| name | provenance-etl-builder |
| description | Build or review Bims-5 ETL scripts that produce city-change events, source manifests, provenance artifacts, schemas, and verification fixtures. Use when changing Python or Node data pipelines, normalizing public data, generating event/source/provenance JSON or NDJSON, adding city adapters, or ensuring every displayed claim traces to source rows, files, licenses, retrieval dates, geometry, and transformation methods. |
Provenance ETL Builder
Description
Use this skill to design, implement, or review ETL that turns public city data into reproducible Bims-5 event/source/provenance artifacts.
When To Use
- Building scripts in
scripts/ that read raw data and emit manifests or events.
- Reviewing generated files in
manifests/, api/, build/, or web/data/.
- Adding schemas or verifiers for events, sources, indicators, or city manifests.
- Migrating legacy layer/year replay data toward event-first contracts.
Inputs
- Source inventory entries.
- Raw data samples or fixture files.
- Target output schema or frontend contract.
- Existing ETL script and verifier output.
- License and attribution requirements.
Output Format
Return:
- Contract: expected output files and required fields.
- Pipeline plan: read, normalize, validate, enrich provenance, write, verify.
- Test plan: fixtures, negative cases, schema validation, and command list.
- Risk notes: data gaps, ambiguous dates, geometry quality, and license issues.
- Implementation/review findings with file paths and line references when available.
Checklist
- Preserve source ID, row/file reference, URL, publisher, license, and accessed date.
- Separate effective date, publication date, retrieval date, and geometry capture date.
- Validate required provenance before writing output.
- Emit stable IDs and deterministic ordering.
- Keep raw-source parsing separate from domain normalization.
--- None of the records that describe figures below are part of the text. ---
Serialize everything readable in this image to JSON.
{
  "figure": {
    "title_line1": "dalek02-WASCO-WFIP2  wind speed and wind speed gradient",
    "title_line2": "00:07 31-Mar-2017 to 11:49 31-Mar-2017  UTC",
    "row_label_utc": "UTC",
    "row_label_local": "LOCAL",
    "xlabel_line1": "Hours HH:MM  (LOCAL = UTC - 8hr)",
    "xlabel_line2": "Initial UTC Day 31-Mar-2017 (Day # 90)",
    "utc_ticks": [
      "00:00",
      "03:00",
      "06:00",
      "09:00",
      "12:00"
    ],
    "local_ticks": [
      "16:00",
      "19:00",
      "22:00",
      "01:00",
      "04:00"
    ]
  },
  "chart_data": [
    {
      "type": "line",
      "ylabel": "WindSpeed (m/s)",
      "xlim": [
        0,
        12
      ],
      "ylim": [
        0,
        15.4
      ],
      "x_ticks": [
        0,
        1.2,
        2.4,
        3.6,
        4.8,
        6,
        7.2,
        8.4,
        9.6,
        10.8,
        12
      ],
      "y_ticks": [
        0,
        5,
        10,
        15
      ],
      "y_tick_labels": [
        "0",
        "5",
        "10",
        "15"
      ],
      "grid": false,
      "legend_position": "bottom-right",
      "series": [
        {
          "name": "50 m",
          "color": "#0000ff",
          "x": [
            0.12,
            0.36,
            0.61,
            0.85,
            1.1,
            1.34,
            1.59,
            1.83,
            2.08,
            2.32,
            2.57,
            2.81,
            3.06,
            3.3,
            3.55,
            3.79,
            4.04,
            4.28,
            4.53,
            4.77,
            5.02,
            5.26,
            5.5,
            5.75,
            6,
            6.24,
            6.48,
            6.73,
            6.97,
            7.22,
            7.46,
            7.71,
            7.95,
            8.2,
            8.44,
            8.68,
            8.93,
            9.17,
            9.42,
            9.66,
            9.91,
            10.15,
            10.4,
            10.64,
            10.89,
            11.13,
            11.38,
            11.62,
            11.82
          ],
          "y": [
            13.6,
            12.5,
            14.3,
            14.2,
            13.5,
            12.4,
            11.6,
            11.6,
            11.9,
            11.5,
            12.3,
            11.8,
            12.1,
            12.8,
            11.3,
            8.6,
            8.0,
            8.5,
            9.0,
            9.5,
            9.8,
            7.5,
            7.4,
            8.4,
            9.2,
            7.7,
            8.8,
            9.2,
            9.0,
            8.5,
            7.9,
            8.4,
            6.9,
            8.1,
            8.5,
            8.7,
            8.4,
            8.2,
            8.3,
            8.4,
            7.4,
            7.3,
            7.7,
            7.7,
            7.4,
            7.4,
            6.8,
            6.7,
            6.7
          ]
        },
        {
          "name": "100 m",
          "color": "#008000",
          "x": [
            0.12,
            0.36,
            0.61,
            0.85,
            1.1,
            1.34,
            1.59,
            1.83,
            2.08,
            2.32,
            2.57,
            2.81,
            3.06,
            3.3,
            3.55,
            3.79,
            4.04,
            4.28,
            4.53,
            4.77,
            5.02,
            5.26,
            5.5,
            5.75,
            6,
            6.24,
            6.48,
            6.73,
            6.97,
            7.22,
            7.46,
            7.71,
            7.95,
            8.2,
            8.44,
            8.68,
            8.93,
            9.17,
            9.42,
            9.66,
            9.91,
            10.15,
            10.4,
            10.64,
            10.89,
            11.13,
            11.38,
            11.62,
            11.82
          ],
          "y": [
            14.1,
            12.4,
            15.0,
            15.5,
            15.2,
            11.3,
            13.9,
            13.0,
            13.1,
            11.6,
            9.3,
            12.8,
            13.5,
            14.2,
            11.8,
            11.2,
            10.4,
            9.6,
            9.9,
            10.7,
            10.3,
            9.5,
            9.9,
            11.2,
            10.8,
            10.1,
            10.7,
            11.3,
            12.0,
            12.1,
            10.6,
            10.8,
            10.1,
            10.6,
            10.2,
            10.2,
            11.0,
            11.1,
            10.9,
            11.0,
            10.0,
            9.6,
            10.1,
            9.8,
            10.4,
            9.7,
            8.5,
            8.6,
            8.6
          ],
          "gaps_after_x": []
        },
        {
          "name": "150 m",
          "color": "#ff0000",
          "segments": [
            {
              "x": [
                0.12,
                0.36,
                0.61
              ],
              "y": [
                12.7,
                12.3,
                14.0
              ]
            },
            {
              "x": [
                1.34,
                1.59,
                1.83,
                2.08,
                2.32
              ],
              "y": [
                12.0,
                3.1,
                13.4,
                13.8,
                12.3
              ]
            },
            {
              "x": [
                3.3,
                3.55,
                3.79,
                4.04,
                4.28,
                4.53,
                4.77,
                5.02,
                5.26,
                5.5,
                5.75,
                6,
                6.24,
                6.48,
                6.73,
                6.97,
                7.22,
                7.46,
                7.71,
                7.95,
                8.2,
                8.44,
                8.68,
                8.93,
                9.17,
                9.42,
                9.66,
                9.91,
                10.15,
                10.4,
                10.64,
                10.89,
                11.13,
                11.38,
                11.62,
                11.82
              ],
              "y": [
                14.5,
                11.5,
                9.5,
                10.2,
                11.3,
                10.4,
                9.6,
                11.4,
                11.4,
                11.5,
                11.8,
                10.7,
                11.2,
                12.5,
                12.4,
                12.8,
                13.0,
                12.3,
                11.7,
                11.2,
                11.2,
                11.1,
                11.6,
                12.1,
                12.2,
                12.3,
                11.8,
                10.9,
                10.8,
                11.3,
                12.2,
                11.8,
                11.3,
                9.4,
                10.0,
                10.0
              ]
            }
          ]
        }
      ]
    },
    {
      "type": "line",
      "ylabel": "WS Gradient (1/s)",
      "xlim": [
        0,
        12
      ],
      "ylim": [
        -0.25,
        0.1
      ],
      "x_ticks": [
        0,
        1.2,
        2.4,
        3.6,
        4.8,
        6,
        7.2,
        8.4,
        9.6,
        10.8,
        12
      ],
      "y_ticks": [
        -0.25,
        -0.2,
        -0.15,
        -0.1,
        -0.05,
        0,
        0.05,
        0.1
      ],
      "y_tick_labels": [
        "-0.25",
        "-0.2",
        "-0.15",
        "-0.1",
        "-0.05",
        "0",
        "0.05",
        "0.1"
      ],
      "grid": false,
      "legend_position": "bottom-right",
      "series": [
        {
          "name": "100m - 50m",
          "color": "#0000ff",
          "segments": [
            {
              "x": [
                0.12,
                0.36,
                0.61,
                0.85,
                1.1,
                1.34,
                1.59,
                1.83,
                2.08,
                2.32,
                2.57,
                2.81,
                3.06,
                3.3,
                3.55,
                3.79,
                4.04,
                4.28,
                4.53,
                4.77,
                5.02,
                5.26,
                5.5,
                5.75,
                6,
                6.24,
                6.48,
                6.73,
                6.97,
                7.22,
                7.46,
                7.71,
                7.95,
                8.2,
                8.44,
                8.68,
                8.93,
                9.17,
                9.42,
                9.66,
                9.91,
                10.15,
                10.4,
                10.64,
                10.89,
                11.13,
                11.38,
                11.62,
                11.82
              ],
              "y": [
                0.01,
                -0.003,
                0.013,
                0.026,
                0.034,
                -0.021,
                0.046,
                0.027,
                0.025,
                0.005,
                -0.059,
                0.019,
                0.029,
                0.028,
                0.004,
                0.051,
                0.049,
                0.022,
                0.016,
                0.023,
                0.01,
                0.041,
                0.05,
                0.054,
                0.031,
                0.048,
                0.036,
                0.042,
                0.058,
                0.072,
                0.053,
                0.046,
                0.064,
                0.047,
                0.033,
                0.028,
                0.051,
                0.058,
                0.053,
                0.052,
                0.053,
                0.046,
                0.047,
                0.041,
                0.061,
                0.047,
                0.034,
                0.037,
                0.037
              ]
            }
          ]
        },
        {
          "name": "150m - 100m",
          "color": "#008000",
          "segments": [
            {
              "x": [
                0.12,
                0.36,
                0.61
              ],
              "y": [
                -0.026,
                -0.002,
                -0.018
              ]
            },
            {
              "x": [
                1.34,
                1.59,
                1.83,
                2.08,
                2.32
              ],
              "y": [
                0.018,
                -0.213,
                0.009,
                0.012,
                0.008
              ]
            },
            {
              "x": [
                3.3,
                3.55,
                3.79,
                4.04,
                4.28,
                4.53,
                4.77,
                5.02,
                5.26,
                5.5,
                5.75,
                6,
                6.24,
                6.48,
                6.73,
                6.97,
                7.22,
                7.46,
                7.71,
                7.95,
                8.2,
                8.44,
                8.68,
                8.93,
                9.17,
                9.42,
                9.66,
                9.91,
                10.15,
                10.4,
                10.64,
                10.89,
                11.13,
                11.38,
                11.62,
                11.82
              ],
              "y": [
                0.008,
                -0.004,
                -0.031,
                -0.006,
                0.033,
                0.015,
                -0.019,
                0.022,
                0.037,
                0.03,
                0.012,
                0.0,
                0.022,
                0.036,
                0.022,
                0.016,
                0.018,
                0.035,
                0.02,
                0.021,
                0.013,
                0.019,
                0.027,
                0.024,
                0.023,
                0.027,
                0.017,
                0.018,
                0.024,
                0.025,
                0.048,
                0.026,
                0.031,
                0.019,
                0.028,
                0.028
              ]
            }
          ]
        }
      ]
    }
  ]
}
- Include fixtures for missing license, invalid geometry, ambiguous date, and duplicate event.
- Generate human-readable summaries for coverage and rejected records.
- Make inferred/modelled values explicit and machine-readable.
- Avoid mutating raw inputs or silently overwriting corrections.
Failure Modes To Avoid
- Building strings by hand where structured parsers are available.
- Letting generated files become the only source of truth.
- Dropping license or attribution during transformations.
- Encoding year or city truth only in file paths.
- Passing ETL despite partial failure or skipped records without a reject report.
- Extending legacy forecast/simulation artifacts instead of creating event/provenance contracts.